Когда мне было двадцать пять лет, в Институте мировой литературы начала собираться стиховедческая группа. Ее можно было назвать клубом неудачников. Все ставшие участники помнили, как наука стиховедения была отменена почти на тридцать лет, а их собственные работы в лучшем случае устаревали на корню. А младших участников почти что и не было. Председательствовал Л. И. Тимофеев, приходили Бонди, Квятковский, Штокмар, Никонов, Стеллецкий, один раз появился Голенищев-Кузутов. У Бонди была книга о стихе, зарезанная в корректуре. Штокмар в депрессии сжег огромную картотеку рифм Маяковского. Нищий Квятковский был принят в Союз писателей за считанные годы до смерти и представляемые в комиссию несколько экземпляров своего «Поэтического словаря» 1940 г., собирал по одному у знакомых. Квятковский отсидел свой срок в 1930-е гг. на Онеге, Никонов в 1940-е в Сибири, Голенищев в 1950-е в Югославии: там, в тюрьме у Тито, он сочинил свою роспись словоразделов в русском стихе (все примеры — по памяти), вряд ли подумав, что это давно уже сделал Шенгели.

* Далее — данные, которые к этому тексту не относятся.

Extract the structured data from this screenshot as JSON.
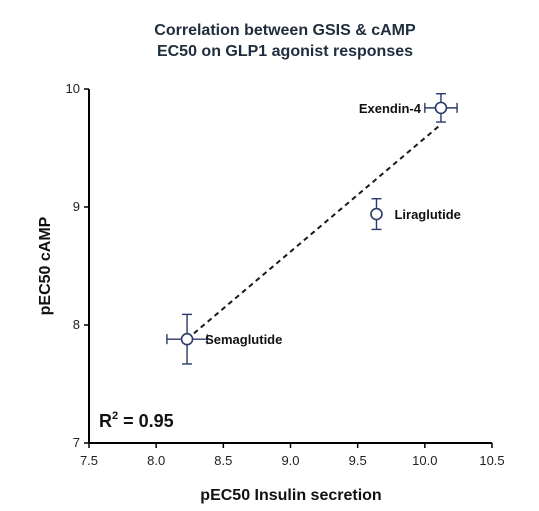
{
  "chart_data": {
    "type": "scatter",
    "title": "Correlation between GSIS & cAMP",
    "subtitle": "EC50 on GLP1 agonist responses",
    "xlabel": "pEC50 Insulin secretion",
    "ylabel": "pEC50 cAMP",
    "xlim": [
      7.5,
      10.5
    ],
    "ylim": [
      7,
      10
    ],
    "x_ticks": [
      7.5,
      8.0,
      8.5,
      9.0,
      9.5,
      10.0,
      10.5
    ],
    "x_tick_labels": [
      "7.5",
      "8.0",
      "8.5",
      "9.0",
      "9.5",
      "10.0",
      "10.5"
    ],
    "y_ticks": [
      7,
      8,
      9,
      10
    ],
    "y_tick_labels": [
      "7",
      "8",
      "9",
      "10"
    ],
    "grid": false,
    "points": [
      {
        "label": "Semaglutide",
        "x": 8.23,
        "y": 7.88,
        "x_err": 0.15,
        "y_err": 0.21
      },
      {
        "label": "Liraglutide",
        "x": 9.64,
        "y": 8.94,
        "x_err": 0.0,
        "y_err": 0.13
      },
      {
        "label": "Exendin-4",
        "x": 10.12,
        "y": 9.84,
        "x_err": 0.12,
        "y_err": 0.12
      }
    ],
    "fit_line": {
      "style": "dashed",
      "x": [
        8.23,
        10.12
      ],
      "y": [
        7.88,
        9.7
      ]
    },
    "r2_prefix": "R",
    "r2_exponent": "2",
    "r2_value": " = 0.95",
    "colors": {
      "marker": "#2b3a67",
      "axis": "#000000",
      "fit": "#1a1a1a",
      "title": "#1f2d3d"
    }
  }
}
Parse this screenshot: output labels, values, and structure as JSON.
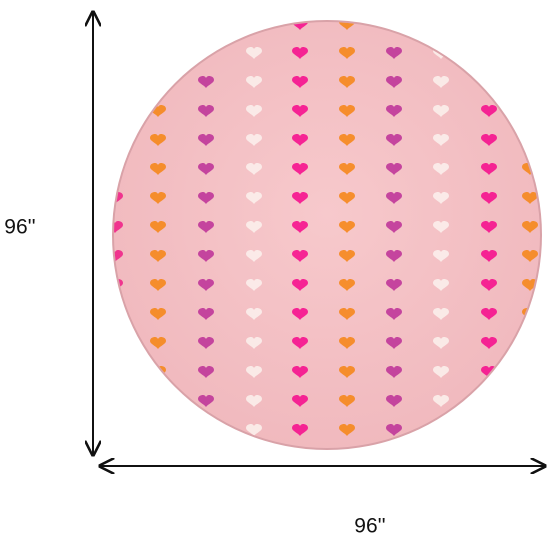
{
  "dimensions": {
    "height": "96''",
    "width": "96''"
  }
}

Бобров появился на первом же заседании. Он был похож на большую шину, из которой наполовину вышел воздух: такой же зычный, но уже замедленный. После заседания я одолел робость и подошел к нему: «вы меня не помните, а я вас помню: я тот, который с Володей Смирновым…» — «А, да, конечно, Володя Смирнов, бедный мальчик…» — и он позвал прийти к нему домой. Дал для проверки два свои непечатавшиеся этюда, «Ритмолог» и «Ритор в тюльпане», и один рассказ. В рассказе при каждой главе был эпиграф из Пушкина («А. П.»), всякий раз — прекрасный и забытый до неузнаваемости («Летит испуганная птица, услыша близкий шум весла», — откуда это?). В «Риторе» мимоходом было сказано: «Говорят, Достоевский предсказал большевиков, — помилуйте, да был ли такой илот, который не предсказал бы большевиков?» «Илот» мне понравился.
1
Все цитаты — по памяти, кроме немногих обозначенных. Прошу прощения у товарищей-филологов.